How to Prioritize and Plan

One of the most important school supplies that you should buy is a daily planner with a monthly calendar, something that will allow you to keep track of tasks on a daily, weekly, and monthly basis. At the beginning of each semester, you should write all of the major assignments, projects, etc., for all of your classes on the monthly calendar in your planner. As the semester progresses, you can use this calendar to anticipate future tasks and to prioritize those tasks according to importance. For example, while reviewing your monthly calendar, you notice that you have assignments due on the same day for two different courses. The assignment for one class is a major project for that class and makes up a significant portion of your final grade, but the other assignment for the other class is a daily, repetitive assignment that does not make up a significant portion of your final grade.

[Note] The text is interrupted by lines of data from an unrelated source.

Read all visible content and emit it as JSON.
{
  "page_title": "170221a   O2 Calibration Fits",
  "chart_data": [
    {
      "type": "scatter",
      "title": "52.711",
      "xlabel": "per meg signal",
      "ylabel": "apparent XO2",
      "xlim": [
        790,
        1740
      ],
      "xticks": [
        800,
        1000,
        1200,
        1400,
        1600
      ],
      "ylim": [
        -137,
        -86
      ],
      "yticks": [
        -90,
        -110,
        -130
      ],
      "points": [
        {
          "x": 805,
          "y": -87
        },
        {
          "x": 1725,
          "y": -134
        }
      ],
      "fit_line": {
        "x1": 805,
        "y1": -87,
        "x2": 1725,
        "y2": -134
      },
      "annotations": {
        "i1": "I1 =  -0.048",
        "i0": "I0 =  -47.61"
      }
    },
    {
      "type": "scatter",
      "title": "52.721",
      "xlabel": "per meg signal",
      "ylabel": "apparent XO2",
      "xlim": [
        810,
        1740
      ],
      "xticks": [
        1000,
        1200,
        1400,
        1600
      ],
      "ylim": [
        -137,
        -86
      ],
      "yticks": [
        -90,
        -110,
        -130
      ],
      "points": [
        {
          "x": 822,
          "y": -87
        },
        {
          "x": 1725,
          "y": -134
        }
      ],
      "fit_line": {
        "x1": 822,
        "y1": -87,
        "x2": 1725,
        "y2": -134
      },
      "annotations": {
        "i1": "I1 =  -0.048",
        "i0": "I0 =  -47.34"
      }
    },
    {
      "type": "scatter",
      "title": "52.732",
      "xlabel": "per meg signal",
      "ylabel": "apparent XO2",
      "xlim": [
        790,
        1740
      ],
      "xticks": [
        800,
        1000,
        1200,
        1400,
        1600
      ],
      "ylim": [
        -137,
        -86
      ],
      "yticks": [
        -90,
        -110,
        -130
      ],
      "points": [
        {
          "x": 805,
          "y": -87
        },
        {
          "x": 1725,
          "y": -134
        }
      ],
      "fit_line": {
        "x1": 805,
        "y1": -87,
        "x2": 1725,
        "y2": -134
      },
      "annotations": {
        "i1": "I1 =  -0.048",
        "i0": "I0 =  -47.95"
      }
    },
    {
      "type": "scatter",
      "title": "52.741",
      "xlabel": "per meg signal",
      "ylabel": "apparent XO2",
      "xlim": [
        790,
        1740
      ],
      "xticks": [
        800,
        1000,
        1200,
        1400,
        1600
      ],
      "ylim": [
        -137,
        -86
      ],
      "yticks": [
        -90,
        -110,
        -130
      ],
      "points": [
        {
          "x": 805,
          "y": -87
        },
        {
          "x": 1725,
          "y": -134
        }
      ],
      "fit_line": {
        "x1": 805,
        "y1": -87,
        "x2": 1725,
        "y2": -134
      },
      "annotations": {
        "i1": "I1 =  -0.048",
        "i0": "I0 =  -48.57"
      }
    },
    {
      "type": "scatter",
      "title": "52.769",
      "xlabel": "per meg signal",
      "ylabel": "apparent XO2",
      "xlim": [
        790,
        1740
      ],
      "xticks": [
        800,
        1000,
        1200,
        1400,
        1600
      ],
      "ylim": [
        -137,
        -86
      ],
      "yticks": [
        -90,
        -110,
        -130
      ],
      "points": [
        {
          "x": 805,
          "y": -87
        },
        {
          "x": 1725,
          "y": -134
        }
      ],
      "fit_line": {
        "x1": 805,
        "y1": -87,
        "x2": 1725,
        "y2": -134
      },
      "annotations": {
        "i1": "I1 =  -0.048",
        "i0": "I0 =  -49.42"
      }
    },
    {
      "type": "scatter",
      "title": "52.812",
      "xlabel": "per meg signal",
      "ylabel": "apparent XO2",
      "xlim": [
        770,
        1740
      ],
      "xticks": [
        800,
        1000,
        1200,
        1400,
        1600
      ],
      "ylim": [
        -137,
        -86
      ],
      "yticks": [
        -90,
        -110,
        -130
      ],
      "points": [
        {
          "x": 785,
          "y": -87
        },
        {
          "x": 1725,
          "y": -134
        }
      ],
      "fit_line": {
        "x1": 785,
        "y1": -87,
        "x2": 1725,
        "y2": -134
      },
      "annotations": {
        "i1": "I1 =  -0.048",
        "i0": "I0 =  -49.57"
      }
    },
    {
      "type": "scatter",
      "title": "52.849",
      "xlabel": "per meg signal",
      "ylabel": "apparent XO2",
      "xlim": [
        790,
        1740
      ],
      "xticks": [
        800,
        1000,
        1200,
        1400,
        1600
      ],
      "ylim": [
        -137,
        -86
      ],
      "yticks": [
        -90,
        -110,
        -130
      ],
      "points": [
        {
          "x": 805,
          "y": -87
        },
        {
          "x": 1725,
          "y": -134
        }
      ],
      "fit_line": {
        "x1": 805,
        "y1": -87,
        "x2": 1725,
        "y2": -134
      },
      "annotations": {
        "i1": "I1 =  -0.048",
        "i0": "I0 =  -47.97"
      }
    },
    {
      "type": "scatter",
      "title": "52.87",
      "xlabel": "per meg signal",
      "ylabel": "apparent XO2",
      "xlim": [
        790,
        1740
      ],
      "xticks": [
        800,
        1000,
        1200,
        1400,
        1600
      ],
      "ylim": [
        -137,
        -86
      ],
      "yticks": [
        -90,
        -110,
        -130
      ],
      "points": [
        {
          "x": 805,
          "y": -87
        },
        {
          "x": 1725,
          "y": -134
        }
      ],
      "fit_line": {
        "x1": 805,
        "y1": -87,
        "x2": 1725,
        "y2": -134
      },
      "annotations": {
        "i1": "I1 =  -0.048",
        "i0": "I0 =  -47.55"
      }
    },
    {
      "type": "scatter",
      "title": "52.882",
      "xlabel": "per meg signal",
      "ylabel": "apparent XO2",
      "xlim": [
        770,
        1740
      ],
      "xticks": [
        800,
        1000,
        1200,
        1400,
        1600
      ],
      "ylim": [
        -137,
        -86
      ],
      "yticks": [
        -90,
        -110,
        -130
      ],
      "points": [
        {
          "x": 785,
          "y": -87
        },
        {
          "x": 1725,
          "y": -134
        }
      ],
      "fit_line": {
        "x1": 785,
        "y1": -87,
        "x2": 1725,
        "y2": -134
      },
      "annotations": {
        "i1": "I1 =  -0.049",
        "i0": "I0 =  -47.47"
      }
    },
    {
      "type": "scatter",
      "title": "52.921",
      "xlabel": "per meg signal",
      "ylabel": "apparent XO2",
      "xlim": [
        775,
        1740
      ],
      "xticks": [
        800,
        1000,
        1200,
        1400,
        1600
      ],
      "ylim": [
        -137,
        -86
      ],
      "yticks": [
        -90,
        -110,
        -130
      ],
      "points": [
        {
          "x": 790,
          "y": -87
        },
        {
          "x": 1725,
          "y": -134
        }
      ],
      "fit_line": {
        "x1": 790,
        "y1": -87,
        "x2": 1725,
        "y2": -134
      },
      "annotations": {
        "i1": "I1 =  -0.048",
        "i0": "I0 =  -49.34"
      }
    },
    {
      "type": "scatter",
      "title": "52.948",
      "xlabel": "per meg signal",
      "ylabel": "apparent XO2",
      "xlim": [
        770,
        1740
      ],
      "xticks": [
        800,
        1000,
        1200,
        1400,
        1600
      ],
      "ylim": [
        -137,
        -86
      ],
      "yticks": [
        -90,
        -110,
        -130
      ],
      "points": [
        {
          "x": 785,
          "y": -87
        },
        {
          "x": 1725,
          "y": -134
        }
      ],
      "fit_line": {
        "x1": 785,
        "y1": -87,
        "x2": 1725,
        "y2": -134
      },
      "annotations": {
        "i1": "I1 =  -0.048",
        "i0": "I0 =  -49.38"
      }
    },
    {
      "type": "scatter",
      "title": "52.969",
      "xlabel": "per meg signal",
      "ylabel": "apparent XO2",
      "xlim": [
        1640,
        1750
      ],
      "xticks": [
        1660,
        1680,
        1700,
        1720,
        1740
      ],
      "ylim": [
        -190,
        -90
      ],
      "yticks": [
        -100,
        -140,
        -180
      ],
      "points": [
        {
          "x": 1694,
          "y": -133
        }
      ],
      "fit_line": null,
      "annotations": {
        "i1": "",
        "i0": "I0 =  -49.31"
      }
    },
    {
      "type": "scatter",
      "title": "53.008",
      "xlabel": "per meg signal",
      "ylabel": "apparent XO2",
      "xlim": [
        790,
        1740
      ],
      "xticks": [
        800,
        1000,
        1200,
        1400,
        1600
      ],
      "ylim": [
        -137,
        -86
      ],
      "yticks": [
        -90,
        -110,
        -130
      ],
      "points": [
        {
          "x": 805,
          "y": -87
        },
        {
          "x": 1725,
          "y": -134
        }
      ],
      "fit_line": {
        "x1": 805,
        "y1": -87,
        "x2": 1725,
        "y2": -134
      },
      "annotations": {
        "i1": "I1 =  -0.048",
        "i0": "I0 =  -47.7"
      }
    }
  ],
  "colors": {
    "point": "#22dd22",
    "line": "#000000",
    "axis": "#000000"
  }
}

When you plan your study sessions for those assignments, you should prioritize the major assignment over the minor assignment, starting with and spending more time on the major assignment than on anything else during your study session(s). If you do not get to the lower-priority task in one study session, then you should plan to address the lower-priority task in another study session. For this to work successfully, you will need to plan to work on assignments several days or weeks before (instead of the day before) they are due. This will also give you extra time to review and revise your work before you submit it.

How Prioritizing Differs From Procrastinating

 

You should prioritize and spend more time on major assignments than on other assignments, but this does not give you license to procrastinate on or to ignore assignments that you consider low priority. Procrastinating is intentionally avoiding a task when that task needs to be done and putting off that task until another time or until you completely forget to do the task all together, all of which defeats the purpose of planning and prioritizing. Once you have planned and prioritized a task, you should follow your schedule and do things when you originally decided to do them. Of course, unexpected events always happen to throw off your plans, but if you stay flexible and allow yourself plenty of time to complete tasks before they are due, then you should be able to adjust your plan and your priorities when something unexpected happens. Finally, prioritizing tasks does not mean that you can choose to do important tasks and not to do unimportant tasks. If you professor assigns something for you to do, then you must do it; prioritizing simply means deciding the order in which you will do something, not whether or not you will do something. Following these graduate school organization tips could help you feel more confident in your overall success in graduate school.